Search for black boxes
NTSB investigators, along with representatives from Boeing and Texas Game Warden, search Trinity Bay for recorders from the cargo jet crash in Texas, using pinger locator equipment. (NTSB Photo)

The National Transportation Safety Board says it has recovered the cockpit voice recorder from the muddy Texas bay where an Atlas Air Boeing 767 cargo jet crashed last weekend.

Three crew members were killed in the Feb. 23 crash into Trinity Bay, near Anahuac, Texas. The plane was part of the Amazon Air package delivery fleet, and was nearly at the end of a scheduled Miami-to-Houston flight when it nose-dived into the bay’s shallow waters.

Investigators have been searching for the cockpit voice recorder as well as the plane’s other “black box,” the flight data recorder.

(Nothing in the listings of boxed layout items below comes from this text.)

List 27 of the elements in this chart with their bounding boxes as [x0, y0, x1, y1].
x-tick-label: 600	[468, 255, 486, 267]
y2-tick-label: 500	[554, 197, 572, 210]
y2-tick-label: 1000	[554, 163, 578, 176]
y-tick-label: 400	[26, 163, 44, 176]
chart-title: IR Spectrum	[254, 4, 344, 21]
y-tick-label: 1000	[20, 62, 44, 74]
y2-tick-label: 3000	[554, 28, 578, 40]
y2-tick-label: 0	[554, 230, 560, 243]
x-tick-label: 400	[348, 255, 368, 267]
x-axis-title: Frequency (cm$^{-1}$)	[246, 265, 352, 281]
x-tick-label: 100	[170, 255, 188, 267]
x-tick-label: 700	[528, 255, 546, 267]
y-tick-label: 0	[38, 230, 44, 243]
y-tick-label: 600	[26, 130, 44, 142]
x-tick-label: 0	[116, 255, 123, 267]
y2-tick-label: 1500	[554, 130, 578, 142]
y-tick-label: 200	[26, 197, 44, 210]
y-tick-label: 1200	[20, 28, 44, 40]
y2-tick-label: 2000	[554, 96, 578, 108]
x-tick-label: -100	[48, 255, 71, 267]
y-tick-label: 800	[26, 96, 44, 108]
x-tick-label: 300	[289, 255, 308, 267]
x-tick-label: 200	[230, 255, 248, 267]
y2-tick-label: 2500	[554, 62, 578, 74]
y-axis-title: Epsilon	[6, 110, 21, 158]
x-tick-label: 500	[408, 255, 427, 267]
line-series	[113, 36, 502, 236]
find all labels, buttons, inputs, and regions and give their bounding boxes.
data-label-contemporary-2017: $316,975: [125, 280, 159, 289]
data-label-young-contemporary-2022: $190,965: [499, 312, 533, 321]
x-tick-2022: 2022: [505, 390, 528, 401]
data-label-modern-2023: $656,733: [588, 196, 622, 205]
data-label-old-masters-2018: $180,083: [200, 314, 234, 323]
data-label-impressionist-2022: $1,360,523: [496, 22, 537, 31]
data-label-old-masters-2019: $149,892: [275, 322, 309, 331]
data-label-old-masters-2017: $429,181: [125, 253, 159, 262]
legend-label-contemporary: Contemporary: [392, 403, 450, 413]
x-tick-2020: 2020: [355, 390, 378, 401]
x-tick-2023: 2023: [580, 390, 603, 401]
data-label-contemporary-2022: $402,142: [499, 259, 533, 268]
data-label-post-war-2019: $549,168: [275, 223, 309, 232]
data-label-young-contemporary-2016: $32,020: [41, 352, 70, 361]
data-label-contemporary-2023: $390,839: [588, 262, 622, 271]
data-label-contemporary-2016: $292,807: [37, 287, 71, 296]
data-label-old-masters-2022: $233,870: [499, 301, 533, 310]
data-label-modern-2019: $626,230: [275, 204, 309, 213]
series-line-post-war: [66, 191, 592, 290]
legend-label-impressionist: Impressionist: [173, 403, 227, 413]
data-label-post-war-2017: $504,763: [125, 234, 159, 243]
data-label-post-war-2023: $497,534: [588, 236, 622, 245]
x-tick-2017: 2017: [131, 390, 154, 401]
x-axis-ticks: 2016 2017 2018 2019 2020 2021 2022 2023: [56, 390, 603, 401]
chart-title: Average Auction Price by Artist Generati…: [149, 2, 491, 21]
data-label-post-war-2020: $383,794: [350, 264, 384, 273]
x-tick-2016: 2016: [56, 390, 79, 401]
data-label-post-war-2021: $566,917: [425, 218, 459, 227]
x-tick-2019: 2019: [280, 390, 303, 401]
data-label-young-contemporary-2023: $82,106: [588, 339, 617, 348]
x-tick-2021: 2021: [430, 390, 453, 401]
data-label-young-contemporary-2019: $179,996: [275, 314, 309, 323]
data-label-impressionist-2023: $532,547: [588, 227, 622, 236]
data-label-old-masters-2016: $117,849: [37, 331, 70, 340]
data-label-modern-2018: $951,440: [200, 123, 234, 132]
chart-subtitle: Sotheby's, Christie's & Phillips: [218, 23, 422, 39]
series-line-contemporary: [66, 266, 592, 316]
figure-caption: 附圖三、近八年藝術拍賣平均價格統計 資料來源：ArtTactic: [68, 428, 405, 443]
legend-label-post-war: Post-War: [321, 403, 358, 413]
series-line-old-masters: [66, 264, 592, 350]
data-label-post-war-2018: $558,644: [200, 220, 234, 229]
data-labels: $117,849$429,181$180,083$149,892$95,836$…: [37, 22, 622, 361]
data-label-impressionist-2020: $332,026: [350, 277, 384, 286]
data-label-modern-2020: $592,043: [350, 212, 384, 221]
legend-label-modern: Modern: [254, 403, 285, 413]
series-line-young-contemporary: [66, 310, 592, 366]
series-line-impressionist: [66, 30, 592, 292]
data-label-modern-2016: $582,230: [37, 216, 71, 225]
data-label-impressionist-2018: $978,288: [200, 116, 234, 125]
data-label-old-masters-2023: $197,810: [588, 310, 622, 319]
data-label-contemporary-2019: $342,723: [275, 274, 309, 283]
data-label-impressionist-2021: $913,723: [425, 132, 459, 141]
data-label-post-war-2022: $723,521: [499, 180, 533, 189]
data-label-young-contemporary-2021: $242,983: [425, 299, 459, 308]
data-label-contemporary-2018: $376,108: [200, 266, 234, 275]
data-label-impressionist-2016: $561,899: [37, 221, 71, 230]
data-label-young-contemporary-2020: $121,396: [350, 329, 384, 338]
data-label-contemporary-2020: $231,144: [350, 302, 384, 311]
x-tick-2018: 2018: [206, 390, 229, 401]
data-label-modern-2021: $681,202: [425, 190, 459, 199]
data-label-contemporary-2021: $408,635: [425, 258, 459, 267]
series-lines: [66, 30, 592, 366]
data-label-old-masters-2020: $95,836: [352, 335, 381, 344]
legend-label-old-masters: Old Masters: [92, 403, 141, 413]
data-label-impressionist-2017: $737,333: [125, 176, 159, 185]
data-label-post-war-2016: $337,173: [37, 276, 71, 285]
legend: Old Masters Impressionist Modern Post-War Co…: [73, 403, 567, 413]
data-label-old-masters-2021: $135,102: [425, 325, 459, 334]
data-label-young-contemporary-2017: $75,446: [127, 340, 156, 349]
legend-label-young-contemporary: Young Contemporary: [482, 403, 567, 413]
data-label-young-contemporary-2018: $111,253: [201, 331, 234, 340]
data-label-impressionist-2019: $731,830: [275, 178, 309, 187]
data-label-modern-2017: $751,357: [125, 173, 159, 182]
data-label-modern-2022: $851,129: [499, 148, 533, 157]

Two bodies have been found amid the widely scattered wreckage, along with partial human remains that may be associated with the third fatality.

The Airline Professionals Association, Teamsters Local 1224, identified the three as Capt. Ricky Blakeley, First Officer Conrad Jules Aska and an aviator from Mesa Airlines, pilot Sean Archuleta.

“Our thoughts and condolences go out to the families and friends of the three crew members involved,” Atlas Air Capt. Daniel Wells, Local 1224’s president, said in a statement. “At this time we’re focused on doing everything we can to support them and to provide counseling to any pilots and their family members who are feeling the pain of this tremendous loss.”

Pilots have established two GoFundMe pages to benefit the families of Blakeley and Aska as well as Archuleta’s family.

In a tweet sent out today, the NTSB said the cockpit voice recorder is being transported to the safety board’s labs in Washington, D.C., and will be evaluated when it arrives.

New York-based Atlas Air operates 20 Boeing 767 cargo jets as part of an Amazon-branded transport operation. Another 20 planes are operated for Amazon by Air Transport Services Group. Last weekend’s crash of Atlas Air Flight 3591 was the first fatal air accident connected with Amazon Air.